Are You a Digital Nomad? If yes, chances are, you have been to many cities and has fallen in love with a lot, if not all of them. Right now, you feel like there’s no way you would want to settle in a certain place in the future. But, it’s also not impossible to have that wanting feeling to call a particular place your home. You might have loved Barcelona‘s awesome weather, Paris’ endless enchantment, Seattle‘s laidback life, Venice’s old-world charm, or Tokyo’s rich culture and thought of settling in one of them, visiting the others as often as you please. In that case, buying your own home is a wise investment.
There are misconceptions at times, as to how much money you should put down for a home. Many people believe you must put down 20% of the total costs to get a good mortgage. That’s not necessarily true. There are of course benefits to putting down more, but it is not necessary to put down that much and there are other programs to assist if you have concerns with having enough for your preferred percentage down payment.
How Much Did You Save?
Answering these questions is a great starting point for your home shopping adventures. Say you have saved $10,000 for a downpayment. If you would like to get a lower interest rate, you should keep the total cost of your potential new home under $100,000. However, you can potentially use it towards a more expensive home but the rates will generally rise from there.
Additionally, there are programs that are put in place to help you if you aren’t even able to save up that much. To help you come up with more exact amounts use a house payment calculator to establish a baseline for how much you should be saving.
You can also start to adjust your budget beforehand if you know that you will be moving within a specific time frame. Expects suggest that you don’t spend any more than 30% of your income on housing. If you make $40,000 a year, you shouldn’t spend more than $12,000 of that annually on housing. And that means housing including taxes and insurance. Using this method and the calculator, you can set up a budgeting timeline to reach your savings goal.
How Much Do You Make?
What goes hand in hand with saving? Making money of course! A lender is not going to give you a loan if you don’t have income. So if you don’t have a job, you’re going to need to get one before you attempt to purchase a home. Additionally, if you have a partner that you are moving in with, their income needs to be established as well.
The combined income between yourself and your partner can really help you increase the amount you get your mortgage for. Once again, if you are looking at spending only 30% on your housing each month, this amount increases with double the income. If you and your partner make $40k each a year, that gives you an additional $1,000 each month for housing budget.

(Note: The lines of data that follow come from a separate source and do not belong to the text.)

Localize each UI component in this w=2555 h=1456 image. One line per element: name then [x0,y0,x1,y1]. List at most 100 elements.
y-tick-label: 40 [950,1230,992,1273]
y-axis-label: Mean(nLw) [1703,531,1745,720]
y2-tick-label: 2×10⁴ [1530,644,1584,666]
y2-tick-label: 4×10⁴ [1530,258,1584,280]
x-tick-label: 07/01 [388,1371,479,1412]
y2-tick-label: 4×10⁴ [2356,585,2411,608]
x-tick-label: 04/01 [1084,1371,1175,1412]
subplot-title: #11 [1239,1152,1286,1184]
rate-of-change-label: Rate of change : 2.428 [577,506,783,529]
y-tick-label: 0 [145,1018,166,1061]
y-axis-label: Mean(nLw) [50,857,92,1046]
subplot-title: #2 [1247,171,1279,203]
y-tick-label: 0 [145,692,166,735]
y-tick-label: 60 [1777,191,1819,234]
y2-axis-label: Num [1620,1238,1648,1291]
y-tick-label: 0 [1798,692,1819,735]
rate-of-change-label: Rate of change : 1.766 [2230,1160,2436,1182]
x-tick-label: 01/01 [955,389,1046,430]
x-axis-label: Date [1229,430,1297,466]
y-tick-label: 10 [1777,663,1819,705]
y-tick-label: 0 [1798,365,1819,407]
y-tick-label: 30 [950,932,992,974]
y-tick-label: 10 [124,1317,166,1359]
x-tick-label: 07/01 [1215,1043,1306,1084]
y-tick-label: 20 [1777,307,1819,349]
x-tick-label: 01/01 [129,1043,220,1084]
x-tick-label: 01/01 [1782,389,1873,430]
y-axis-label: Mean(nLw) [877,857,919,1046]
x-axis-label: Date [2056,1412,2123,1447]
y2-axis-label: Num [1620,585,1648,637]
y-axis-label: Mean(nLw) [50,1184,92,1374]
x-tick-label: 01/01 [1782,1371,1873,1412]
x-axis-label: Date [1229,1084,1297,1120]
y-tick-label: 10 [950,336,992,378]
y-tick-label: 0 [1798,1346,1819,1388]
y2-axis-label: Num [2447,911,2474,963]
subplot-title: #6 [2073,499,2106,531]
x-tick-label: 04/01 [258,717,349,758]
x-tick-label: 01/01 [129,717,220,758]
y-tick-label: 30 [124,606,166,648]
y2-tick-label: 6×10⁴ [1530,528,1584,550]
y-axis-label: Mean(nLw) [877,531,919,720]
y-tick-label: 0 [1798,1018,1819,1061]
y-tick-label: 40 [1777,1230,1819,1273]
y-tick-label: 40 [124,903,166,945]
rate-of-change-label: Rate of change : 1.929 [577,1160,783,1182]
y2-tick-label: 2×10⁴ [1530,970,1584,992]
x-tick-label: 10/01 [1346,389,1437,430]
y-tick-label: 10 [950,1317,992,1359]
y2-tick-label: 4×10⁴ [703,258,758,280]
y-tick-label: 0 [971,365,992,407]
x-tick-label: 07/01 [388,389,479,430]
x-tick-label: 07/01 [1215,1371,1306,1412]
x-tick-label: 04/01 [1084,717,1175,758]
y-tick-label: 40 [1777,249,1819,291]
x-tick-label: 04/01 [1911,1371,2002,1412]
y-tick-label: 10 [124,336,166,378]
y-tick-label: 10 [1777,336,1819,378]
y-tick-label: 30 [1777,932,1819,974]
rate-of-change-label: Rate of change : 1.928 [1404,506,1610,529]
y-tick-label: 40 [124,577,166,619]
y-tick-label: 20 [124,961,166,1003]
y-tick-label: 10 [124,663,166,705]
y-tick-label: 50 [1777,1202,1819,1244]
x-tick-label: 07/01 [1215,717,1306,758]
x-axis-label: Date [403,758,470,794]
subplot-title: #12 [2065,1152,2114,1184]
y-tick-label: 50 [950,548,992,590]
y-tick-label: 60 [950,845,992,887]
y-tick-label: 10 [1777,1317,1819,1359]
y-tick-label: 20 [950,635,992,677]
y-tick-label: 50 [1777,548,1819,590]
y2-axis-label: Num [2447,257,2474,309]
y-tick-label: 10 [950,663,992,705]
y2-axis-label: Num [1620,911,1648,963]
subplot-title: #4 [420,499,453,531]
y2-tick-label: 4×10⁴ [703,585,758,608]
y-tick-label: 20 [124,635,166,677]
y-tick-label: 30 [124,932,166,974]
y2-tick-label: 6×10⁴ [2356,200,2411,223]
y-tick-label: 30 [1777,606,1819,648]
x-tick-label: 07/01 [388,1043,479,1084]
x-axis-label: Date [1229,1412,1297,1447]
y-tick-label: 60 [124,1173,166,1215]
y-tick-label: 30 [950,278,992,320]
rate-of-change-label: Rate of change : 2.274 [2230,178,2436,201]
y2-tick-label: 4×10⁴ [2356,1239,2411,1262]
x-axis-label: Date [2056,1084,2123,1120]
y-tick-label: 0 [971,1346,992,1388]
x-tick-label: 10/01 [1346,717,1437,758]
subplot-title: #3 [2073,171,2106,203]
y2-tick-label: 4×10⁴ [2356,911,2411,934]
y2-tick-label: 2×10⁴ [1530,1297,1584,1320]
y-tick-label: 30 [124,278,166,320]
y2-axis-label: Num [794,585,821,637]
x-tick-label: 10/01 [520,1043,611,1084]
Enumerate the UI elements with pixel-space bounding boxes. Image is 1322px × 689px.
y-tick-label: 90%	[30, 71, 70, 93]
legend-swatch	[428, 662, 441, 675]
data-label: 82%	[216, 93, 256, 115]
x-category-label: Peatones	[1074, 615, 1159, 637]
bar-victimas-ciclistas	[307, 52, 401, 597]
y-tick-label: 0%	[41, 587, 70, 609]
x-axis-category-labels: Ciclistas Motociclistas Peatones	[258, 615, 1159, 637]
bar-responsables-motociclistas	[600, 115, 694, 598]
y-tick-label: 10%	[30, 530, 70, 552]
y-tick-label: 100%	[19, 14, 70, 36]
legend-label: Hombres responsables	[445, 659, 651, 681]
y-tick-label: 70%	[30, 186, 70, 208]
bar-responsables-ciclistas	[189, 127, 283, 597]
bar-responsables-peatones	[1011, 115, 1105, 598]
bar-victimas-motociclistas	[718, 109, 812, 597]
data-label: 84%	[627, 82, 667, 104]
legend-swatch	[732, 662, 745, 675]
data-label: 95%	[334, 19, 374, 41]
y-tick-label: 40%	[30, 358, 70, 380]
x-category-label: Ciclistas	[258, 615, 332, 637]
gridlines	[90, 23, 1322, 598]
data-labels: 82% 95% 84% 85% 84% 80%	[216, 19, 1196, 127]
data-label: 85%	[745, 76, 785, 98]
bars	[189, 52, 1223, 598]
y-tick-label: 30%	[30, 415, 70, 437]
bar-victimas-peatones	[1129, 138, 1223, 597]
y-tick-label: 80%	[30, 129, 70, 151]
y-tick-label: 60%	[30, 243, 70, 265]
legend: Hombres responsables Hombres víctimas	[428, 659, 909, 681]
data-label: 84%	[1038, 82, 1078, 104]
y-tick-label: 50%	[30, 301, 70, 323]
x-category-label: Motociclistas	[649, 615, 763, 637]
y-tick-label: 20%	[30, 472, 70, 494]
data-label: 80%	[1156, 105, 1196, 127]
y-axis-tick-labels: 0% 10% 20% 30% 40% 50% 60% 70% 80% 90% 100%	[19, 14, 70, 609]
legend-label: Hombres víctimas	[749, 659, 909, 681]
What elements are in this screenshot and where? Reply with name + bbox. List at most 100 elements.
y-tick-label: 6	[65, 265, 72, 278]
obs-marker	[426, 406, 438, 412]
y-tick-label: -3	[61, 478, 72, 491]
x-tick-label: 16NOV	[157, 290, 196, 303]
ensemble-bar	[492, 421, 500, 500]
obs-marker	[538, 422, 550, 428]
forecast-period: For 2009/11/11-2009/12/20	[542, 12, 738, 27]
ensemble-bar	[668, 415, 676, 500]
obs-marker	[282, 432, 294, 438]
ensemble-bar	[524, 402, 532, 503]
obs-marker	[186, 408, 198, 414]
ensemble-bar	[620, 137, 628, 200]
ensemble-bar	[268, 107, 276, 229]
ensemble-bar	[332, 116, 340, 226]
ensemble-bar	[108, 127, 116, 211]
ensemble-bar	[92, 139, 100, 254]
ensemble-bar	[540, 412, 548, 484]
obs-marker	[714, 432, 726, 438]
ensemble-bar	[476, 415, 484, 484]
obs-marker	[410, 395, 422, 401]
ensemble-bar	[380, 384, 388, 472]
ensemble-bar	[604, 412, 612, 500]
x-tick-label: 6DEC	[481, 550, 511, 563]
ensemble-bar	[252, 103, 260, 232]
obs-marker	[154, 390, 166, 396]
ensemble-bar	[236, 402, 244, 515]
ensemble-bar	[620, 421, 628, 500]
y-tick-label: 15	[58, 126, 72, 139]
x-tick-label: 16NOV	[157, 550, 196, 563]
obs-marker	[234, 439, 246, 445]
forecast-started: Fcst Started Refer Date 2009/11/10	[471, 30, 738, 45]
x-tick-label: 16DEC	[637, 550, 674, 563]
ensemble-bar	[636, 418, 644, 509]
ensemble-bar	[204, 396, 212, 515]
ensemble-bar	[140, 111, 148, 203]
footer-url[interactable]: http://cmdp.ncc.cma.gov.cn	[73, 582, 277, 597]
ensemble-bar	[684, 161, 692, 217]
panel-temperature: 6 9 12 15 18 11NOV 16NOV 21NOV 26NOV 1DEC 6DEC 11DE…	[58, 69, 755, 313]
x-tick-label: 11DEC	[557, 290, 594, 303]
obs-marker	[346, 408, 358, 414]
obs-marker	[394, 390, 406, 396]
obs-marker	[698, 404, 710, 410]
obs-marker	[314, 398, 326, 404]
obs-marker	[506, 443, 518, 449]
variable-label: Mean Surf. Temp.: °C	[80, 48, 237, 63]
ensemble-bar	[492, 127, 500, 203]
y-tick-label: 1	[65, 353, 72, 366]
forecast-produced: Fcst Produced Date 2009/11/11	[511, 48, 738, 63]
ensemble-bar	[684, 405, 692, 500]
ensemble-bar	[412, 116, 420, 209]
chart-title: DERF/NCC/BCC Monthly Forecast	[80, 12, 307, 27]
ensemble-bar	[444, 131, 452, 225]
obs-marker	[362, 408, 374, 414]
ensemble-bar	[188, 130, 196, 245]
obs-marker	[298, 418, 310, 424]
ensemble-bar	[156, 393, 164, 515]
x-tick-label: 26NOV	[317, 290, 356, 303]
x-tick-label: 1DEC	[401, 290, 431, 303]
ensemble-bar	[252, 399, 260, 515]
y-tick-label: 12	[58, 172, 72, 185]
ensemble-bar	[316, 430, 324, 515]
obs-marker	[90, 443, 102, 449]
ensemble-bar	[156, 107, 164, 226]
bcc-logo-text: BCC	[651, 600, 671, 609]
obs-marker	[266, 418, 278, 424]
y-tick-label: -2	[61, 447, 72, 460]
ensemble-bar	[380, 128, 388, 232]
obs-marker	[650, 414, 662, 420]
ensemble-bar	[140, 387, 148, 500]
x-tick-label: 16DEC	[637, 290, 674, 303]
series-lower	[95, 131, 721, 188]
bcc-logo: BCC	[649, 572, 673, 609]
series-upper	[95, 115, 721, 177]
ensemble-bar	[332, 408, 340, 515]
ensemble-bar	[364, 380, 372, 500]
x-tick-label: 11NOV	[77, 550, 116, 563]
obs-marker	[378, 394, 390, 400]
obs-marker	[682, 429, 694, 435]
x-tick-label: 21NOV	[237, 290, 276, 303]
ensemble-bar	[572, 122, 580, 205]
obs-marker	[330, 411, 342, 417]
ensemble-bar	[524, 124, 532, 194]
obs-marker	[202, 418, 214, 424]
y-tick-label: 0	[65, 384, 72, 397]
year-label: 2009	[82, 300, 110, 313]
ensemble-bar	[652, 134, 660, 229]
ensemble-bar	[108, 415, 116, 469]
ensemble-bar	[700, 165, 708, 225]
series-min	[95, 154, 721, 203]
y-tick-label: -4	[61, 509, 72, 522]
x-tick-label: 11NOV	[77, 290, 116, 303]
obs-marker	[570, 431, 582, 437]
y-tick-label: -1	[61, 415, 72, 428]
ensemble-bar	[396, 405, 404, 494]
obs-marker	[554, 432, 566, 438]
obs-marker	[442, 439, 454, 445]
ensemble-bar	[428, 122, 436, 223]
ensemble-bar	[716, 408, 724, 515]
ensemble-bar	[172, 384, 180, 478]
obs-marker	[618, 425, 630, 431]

With $2,000 monthly payments you may be able to get a mortgage totaling up to $250,000 or more. This all depends on your local real estate climate, how much you are able to put down, and obviously your income. Another detail you must consider is your and your partner’s credit score.
What Does Your Credit Look Like?
Obviously, items on your credit reports such as bankruptcy, foreclosures, or garnishments are not going to look good when your lenders are assessing your risk factors. However, I would say these are less common for the majority of those looking to get homes at this time. But your credit still matters and it will be reviewed.
Credit history is crucial for determining how “fit” you are to lend money to. If past lenders didn’t get their payments on time, you can bet that it will be shown on your credit report and be reflected in your score. Additionally, this is where your partner can either help the situation or hurt it. If your partner has a terrible score but yours is good, then you will not have the same chances of getting a quality loan as if you both had good scores.
This shouldn’t deter you of course, because as mentioned before, there are plenty of government-funded programs that can assist. Credit is something that many people struggle to establish and maintain properly if they were never shown the way. Based on all of the points above along with your credit, this will determine how eligible you will be for what kind of loan. Always talk to your financial advisor or real estate agent for the most accurate and trustworthy advice. After all, they are the pros!